Unlike many other deals where the PE is able to get its capital out via large dividends and distributions, CI Capital never managed this feat. However, they did charge Ply Gem a boatload of fees, so there were some rewards along the way. Since acquiring the company, CI Capital has received $50 million in fees consisting of $21.5 million in management fees, $15.7 million in acquisition fees, and $12.8 million in debt issuance fees. And, they’ll get another chunk of change from a termination fee if the company goes public. By the way, the banks have extracted $76 million in fees for financing and refinancing Ply Gem on multiple occasions.
There’s no question that CI Capital has had to work extremely hard to keep Ply Gem afloat. Even if the IPO is successful, it will be some time before they can count their profits. In the end, this deal demonstrates the value of having a lot of the private equity sponsor’s capital tied up in a deal. When things go wrong, there’s nothing better than having a general partner that’s at risk. Conversely, most private equity managers only have a small amount of their own capital at stake, and thus they don’t feel the kind of pain that must have afflicted CI Capital.

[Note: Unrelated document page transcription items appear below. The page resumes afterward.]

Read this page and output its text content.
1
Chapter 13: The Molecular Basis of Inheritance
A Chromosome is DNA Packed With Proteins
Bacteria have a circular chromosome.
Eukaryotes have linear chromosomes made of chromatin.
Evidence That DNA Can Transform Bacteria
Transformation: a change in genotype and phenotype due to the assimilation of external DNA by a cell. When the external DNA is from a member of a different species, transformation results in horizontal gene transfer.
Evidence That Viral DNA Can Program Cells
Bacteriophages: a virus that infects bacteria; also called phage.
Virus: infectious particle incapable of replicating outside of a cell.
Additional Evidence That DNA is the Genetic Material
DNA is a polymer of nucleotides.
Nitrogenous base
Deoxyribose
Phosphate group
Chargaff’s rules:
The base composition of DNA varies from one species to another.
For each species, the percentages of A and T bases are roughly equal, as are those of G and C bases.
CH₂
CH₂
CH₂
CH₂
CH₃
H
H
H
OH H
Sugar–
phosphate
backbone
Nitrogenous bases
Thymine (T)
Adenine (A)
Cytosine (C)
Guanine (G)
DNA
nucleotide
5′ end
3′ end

 Kelso, another PE firm, bought out Nortek, Ply Gem’s parent company.
 CI Capital claims expertise in building business platforms and integrating acquisitions.
 Revenue increased from $839 million to $1,054 million, but $194 million of the increase was due to the inclusion of the results of Alenco (windows and doors) and AHE (siding).
 Ply Gem, despite being a private company, consistently filed 10-Ks with the SEC because it had registered debt. Those 10-Ks tell the story.
 In October 2006, Ply Gem replaced Lee Meyer as President with Gary Robinette, who had been COO for Stock Building Supply. The rest of the team, including executives from acquired companies, has remained with Ply Gem.
 For example in 2008 the company entered into a retention agreement with Mr. Robinette, who received a $3 million payment in 2011 as part of that agreement. His total compensation in 2011 was $10.2 million, and he signed another retention agreement. Curiously in late 2011, the company repurchased, Mr. Robinette’s stock for $12.4 million and issued him new stock options. None of the other managers had their stock repurchased.